U.S. associate attorney general
In 1981, Giuliani was named U.S. associate attorney general in the Reagan administration, the third-highest position in the U.S. Department of Justice. As Associate Attorney General, Giuliani supervised the U.S. Attorney Offices' federal law enforcement agencies, the Department of Corrections, the Drug Enforcement Administration, and the U.S. Marshals Service. In a well-publicized 1982 case, Giuliani testified in defense of the U.S. federal government's "detention posture" regarding the internment of more than 2,000 Haitian asylum seekers who had entered the country illegally. The U.S. government disputed the assertion that most of the detainees had fled their country due to political persecution, alleging instead that they were "economic migrants". In defense of the government's position, Giuliani testified that "political repression, at least in general, does not exist" under Haitian president Jean-Claude Duvalier's regime.U.S. attorney for the Southern District of New York
In 1983, Giuliani was appointed to be U.S. attorney for the Southern District of New York, which was technically a demotion but was sought by Giuliani because of his desire to personally litigate cases and because the U.S. attorney for the Southern District of New York is considered the highest-profile U.S. Attorney's Office in the country and as such is often used by those who have held the position as a springboard for running for public office. It was in this position that he first gained national prominence by prosecuting numerous high-profile cases, resulting in the convictions of Wall Street figures Ivan Boesky and Michael Milken. He also focused on prosecuting drug dealers, organized crime, and corruption in government. He amassed a record of 4,152 convictions and 25 reversals. As a federal prosecutor, Giuliani was credited with bringing the perp walk, parading of suspects in front of the previously alerted media, into common use as a prosecutorial tool. After Giuliani "patented the perp walk", the tool was used by increasing numbers of prosecutors nationwide.Giuliani's critics said that he arranged for people to be arrested but then dropped charges for lack of evidence on high-profile cases rather than going to trial. In a few cases, his arrests of alleged white-collar criminals at their workplaces with charges later dropped or lessened sparked controversy and damaged the reputations of the alleged "perps". He said veteran stock trader Richard Wigton, of Kidder, Peabody & Co., was guilty of insider trading. In February 1987, he had officers handcuff Wigton and march him through the company's trading floor, with Wigton in tears. Giuliani had his agents arrest Tim Tabor, a young arbitrageur and former colleague of Wigton, so late that he had to stay overnight in jail before posting bond.

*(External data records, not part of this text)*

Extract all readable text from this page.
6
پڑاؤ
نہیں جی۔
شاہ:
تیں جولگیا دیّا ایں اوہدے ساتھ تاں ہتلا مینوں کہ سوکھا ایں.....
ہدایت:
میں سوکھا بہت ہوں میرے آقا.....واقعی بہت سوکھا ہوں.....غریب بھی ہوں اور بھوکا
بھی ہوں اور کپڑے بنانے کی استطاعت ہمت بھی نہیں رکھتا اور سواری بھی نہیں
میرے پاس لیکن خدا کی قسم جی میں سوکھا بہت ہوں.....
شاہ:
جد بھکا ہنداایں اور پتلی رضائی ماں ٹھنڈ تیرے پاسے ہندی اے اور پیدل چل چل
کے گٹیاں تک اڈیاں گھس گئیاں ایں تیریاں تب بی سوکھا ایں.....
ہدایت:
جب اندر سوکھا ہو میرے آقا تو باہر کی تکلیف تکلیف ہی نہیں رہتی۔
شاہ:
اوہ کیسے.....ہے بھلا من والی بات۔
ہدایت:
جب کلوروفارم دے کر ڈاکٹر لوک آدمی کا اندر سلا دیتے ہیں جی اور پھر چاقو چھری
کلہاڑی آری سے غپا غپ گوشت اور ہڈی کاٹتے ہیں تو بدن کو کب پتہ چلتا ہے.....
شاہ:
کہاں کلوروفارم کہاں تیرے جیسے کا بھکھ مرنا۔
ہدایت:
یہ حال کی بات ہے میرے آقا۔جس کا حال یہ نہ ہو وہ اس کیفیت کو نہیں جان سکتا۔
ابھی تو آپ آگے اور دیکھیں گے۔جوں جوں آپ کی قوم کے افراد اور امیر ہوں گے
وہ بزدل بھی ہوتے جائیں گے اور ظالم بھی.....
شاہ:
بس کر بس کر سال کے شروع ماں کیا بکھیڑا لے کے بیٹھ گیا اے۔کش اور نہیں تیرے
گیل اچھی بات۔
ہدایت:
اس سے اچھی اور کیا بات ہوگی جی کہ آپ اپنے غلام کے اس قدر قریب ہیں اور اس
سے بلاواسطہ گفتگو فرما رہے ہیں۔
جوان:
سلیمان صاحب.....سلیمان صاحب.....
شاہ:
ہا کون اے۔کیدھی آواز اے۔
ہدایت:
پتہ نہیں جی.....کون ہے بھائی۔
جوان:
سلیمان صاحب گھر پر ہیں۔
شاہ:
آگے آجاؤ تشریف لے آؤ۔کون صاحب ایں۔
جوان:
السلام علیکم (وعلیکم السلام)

Within three months, charges were dropped against both Wigton and Tabor. Giuliani said, "We're not going to go to trial. We're just the tip of the iceberg", but no further charges were forthcoming and the investigation did not end until Giuliani's successor was in place. Giuliani's high-profile raid of the Princeton/Newport firm ended with the defendants having their cases overturned on appeal on the grounds that what they had been convicted of were not crimes.